Credit: Source: Policy Cures

Even if the United States manages to expand treatment for HIV/AIDS, research and development aimed at poor countries is suffering. Moran points out that of the $67.5 million cut from HIV/AIDS research spending in 2010, $32 million was due to cuts by the US National Institutes of Health, and a further $17 million was cut by the UK Department for International Development (see 'Fighting a killer'). Other neglected diseases are seeing similar reductions in research funding (see 'Financial crisis hits developing world disease research').

“A lot of this reflects the financial crisis, that's undoubted,” Moran adds. “But with HIV, some of it also reflects a shift from the more costly late-stage vaccine and microbicide trials that haven't worked. We are moving back to basic research, which is cheaper.”

The cutbacks coincide with encouraging results on HIV/AIDS treatment. One study published in August found that early treatment of those infected greatly decreases sexual transmission to their uninfected partners, (M. S. Cohen et al. N. Engl. J. Med. 365, 493–505; 2011). Other recent work suggests that ART, although costly, will pay for itself and more by increasing labour productivity, reducing the need for orphan care and deferring medical treatment costs (S. Resch et al. PLoS ONE 6, e25310; 2011). “Not only is [treatment] the right thing to do, it's also the smart thing to do,” says Sharonann Lynch, an HIV policy adviser with MSF in New York.

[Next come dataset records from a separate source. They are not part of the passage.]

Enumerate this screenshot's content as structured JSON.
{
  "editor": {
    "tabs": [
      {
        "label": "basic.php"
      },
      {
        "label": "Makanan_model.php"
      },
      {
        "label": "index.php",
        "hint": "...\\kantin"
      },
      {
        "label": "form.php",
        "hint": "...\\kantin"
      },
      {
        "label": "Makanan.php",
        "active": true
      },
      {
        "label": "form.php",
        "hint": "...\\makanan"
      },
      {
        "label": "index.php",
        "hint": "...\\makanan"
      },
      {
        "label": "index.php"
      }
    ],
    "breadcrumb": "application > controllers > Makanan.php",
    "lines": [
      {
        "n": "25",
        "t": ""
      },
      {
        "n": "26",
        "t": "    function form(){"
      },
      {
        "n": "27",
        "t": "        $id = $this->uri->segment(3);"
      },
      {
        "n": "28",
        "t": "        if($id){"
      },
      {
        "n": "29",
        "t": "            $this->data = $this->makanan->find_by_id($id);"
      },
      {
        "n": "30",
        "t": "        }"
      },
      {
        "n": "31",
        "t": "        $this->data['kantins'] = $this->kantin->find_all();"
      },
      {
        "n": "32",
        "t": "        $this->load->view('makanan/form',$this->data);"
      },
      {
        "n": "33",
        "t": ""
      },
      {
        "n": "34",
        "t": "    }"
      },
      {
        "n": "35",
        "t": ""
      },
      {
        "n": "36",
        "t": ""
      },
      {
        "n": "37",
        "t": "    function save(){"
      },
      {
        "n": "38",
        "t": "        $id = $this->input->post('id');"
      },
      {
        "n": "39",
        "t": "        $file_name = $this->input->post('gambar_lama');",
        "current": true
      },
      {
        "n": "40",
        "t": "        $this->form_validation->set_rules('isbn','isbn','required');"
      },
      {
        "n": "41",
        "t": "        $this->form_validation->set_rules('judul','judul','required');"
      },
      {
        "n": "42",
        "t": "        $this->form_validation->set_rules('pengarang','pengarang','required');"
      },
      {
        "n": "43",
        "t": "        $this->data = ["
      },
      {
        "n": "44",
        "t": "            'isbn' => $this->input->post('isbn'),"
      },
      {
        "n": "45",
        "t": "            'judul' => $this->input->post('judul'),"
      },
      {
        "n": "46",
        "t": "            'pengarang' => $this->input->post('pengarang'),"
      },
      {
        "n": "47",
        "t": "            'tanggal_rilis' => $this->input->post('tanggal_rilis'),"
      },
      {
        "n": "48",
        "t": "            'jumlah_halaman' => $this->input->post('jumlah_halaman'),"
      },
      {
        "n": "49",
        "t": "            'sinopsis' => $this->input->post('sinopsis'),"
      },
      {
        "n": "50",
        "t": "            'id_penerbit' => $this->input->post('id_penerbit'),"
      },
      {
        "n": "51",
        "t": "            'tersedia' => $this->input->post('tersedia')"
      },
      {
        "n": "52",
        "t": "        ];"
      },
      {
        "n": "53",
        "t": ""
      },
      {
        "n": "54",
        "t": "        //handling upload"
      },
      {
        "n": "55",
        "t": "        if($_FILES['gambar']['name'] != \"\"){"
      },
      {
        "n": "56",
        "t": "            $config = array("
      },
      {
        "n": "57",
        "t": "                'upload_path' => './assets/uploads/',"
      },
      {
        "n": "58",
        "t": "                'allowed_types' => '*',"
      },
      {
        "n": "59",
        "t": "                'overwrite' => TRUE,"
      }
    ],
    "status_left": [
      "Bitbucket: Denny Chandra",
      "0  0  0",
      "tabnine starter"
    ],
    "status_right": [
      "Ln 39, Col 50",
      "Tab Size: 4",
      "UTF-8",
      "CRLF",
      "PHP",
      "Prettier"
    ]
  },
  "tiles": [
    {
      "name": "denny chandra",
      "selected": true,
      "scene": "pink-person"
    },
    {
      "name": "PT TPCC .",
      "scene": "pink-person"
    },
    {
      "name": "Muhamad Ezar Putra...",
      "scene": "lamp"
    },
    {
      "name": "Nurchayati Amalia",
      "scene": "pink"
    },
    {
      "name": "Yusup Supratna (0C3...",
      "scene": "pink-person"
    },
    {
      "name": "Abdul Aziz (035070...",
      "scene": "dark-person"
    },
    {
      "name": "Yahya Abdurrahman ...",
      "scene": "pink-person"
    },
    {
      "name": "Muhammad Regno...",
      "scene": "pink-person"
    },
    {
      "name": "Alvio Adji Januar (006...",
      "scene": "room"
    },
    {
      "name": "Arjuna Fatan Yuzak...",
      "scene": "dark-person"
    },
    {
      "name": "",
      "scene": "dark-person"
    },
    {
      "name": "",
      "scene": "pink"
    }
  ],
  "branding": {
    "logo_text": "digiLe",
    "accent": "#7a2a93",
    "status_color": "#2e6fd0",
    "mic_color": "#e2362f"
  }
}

But the 'treatment equals prevention' equation invoked by Obama is not selling in all quarters. Roger Bate, a health economist and HIV expert at the American Enterprise Institute, a think tank in Washington DC, says that he is not yet persuaded by the studies suggesting that treatment prevents transmission. “There is a lot of effort out there to ignore noise in those studies,” he says.

He adds that, even if treatment does prevent transmission, the commitment to treat infected people for their lifetimes quickly becomes an enormous financial outlay in future years. “Is it sustainable to treat even more people under current budgets?” he asks. “I don't think it is.”